Congo-Kinshasa: Ebola en RDC - Journée «ville morte» à Butembo

Un gardien déjà guéri du virus Ebola transporte un bébé de quatre jours soupçonné d'être atteint du virus Ebola dans un centre de traitement Ebola soutenu par MSF à Butembo. (archive)

En République démocratique du Congo (RDC), la journée « ville morte » a été plutôt bien suivie, ce lundi 22 avril, à Butembo, dans l'est du pays. Le mot d'ordre avait été lancé par la société civile en soutien aux équipes riposte de l'épidémie d'Ebola. La semaine dernière, deux nouveaux centres ont été attaqués par des hommes armés, un médecin camerounais de l'OMS a été tué, dans un contexte de défiance de la population envers les équipes médicales alors que, depuis août dernier, près de 900 personnes sont mortes de cette maladie.

La journée « ville morte » a été suivie à 70 %. Les grandes entreprises n'ont pas ouvert leurs portes, les grands commerçants non plus et les grands centres d'intérêt communautaire n'ont pas non plus travaillé.
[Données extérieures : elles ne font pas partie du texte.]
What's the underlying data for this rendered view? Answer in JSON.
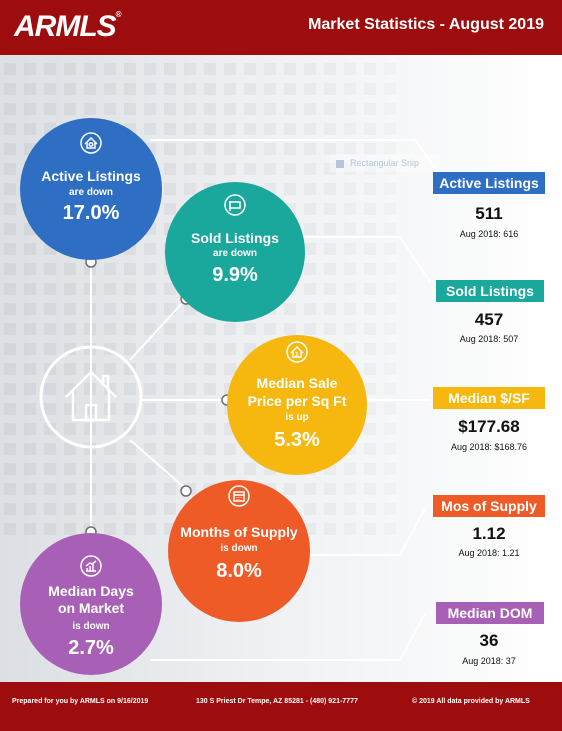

Joint par RFI, Ely Karuvusa, vice-président de la société civile de Butembo précise également que lors de cette journée ville morte, on pouvait néanmoins observer des femmes en train de vendre des produits de première nécessité.

Ely Karuyusa ajoute que, suite à un sondage, la plupart de la population n'est pas encore réellement convaincue de l'existence de la maladie du virus Ebola. Il nous explique pourquoi la société civile a tenu à lancer cette action et tenir un autre langage.

« Nous avons voulu interpeller la conscience de tout le monde. Nous estimons que l'on ne doit pas jouer avec la vie de la population lorsqu'on s'attaque aux personnes, aux héros qui se donnent pour travailler d'arrache-pied et se sacrifier en vue de sauver des vies humaines. C'était une façon d'apporter notre solidarité et de montrer que la société civile est toujours du côté de la raison et la raison est que nous tous, nous devons combattre cette maladie », a-t-il déclaré.

Méfiance de la population

Défiance, remise en question de l'existence même de la maladie... à Butembo comme à Beni, l'hostilité envers les équipes médicales est très forte, neuf mois après le début de l'épidémie. Cette situation s'explique notamment par le contexte politique et les scrutins reportés dans cette zone réputée acquise à l'opposition, selon Christophe Vogel, chercheur à l'Université de Gand, en Belgique, et spécialiste de l'est du Congo.

Il reste assez difficile, pour les intervenants de la riposte, de gagner la confiance de la population.